38:56  Microbe contamination of marijuana products is a concern: There's no standard manufacturing, so we worry about microbe contamination just like we would worry about smoking those natural products with mold spores.

Micro contamination, we worry about pesticide contamination from how the crops were raised. With that, in our immunosuppressed patient population this is a real concern because patients can be more susceptible to these types of toxicities. Then there's just an unmonitored chain supply. Again, with FDA approved drugs as they go through quality control we do monitor where the drugs are and what temperatures they are and when they've been where. In this situation, there really is an unmonitored chain supply so we don't know where there might be potential places for contamination to occur as the product is being prepared for patient use.

39:48  Key points to keep in mind when considering marijuana use: What you need to know. Just realize there's variability in the quality and the concentration of cannabis. If you're out looking for cannabis products just be aware of that.

Try to go to a place that has a pretty good reputation. Different states have different forms of medical marijuana delivery. In Colorado, it's just kind of a free for all. You can just go anywhere. In other states, it's much more highly regulated by the state.

Just realize that dosing and dosage forms may not be accurately labeled, so we always tell our patients start slowly and start low. We always tell them if you're going to use an edible product go buy a brownie, eat a quarter of it, sit and wait and see what happens. Right? You've got to wait for a while because the edibles don't take effect as quickly as our smoked products. I say wait a couple of hours, see how you feel, if you don't get a whole lot you can eat another quarter.

Really, just having them adjust and understand how their body reacts to marijuana, how their body metabolizes marijuana, what side effects they might have.

Realize the potential effects of cannabis, right? What is the short-term and long-term side effects that we talked about? What is the potential for drug-drug interaction? I highly recommend that if you want to use a medical marijuana product or a marijuana product then please just ask your pharmacist or your physician or your nurse is this safe? Can I use it? Then just make sure that you put safe guards in place to prevent diversion. We always worry about that with any kind of what we consider controlled substance.
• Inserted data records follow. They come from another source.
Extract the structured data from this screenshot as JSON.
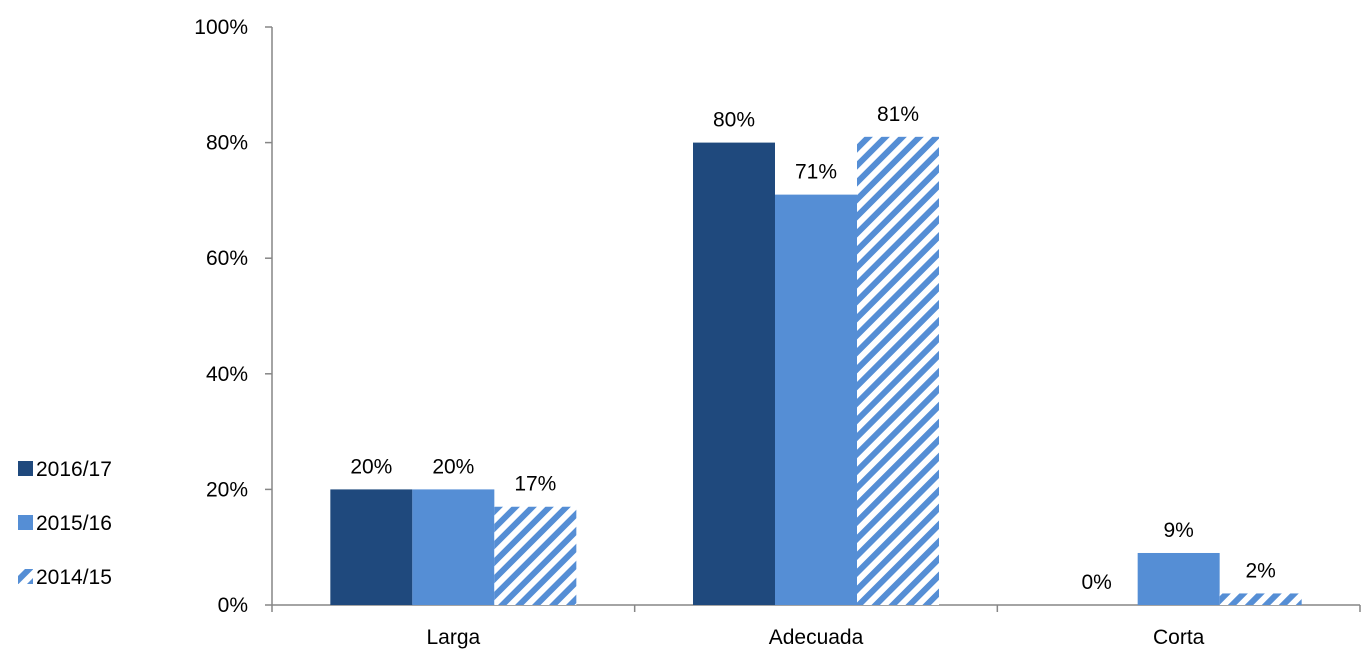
{
  "chart_data": {
    "type": "bar",
    "categories": [
      "Larga",
      "Adecuada",
      "Corta"
    ],
    "series": [
      {
        "name": "2016/17",
        "values": [
          20,
          80,
          0
        ],
        "labels": [
          "20%",
          "80%",
          "0%"
        ],
        "color": "#1F497D",
        "pattern": "solid"
      },
      {
        "name": "2015/16",
        "values": [
          20,
          71,
          9
        ],
        "labels": [
          "20%",
          "71%",
          "9%"
        ],
        "color": "#558ED5",
        "pattern": "solid"
      },
      {
        "name": "2014/15",
        "values": [
          17,
          81,
          2
        ],
        "labels": [
          "17%",
          "81%",
          "2%"
        ],
        "color": "#558ED5",
        "pattern": "diagonal-stripes"
      }
    ],
    "ylim": [
      0,
      100
    ],
    "yticks": [
      "0%",
      "20%",
      "40%",
      "60%",
      "80%",
      "100%"
    ],
    "ytick_values": [
      0,
      20,
      40,
      60,
      80,
      100
    ],
    "grid": false,
    "legend_position": "left",
    "title": "",
    "xlabel": "",
    "ylabel": ""
  }
}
Lastly, just the use of marijuana to manage treatment related side effects is becoming more and more common in cancer patients. There's a limited amount of data for efficacy and safety in transplant patients. I mean, cancer patients in general, but especially in transplant patients. Again, be smart, ask good questions. Continued research really is essential for the understanding of where marijuana fits in the treatment of patients with cancer and post-transplant. I think we're going to get there. I think over the last couple of years I've seen a real resurgence in looking at these products and understanding them more fully. I think we'll be able to, sometime within the next decade, really be able to understand its place and its role.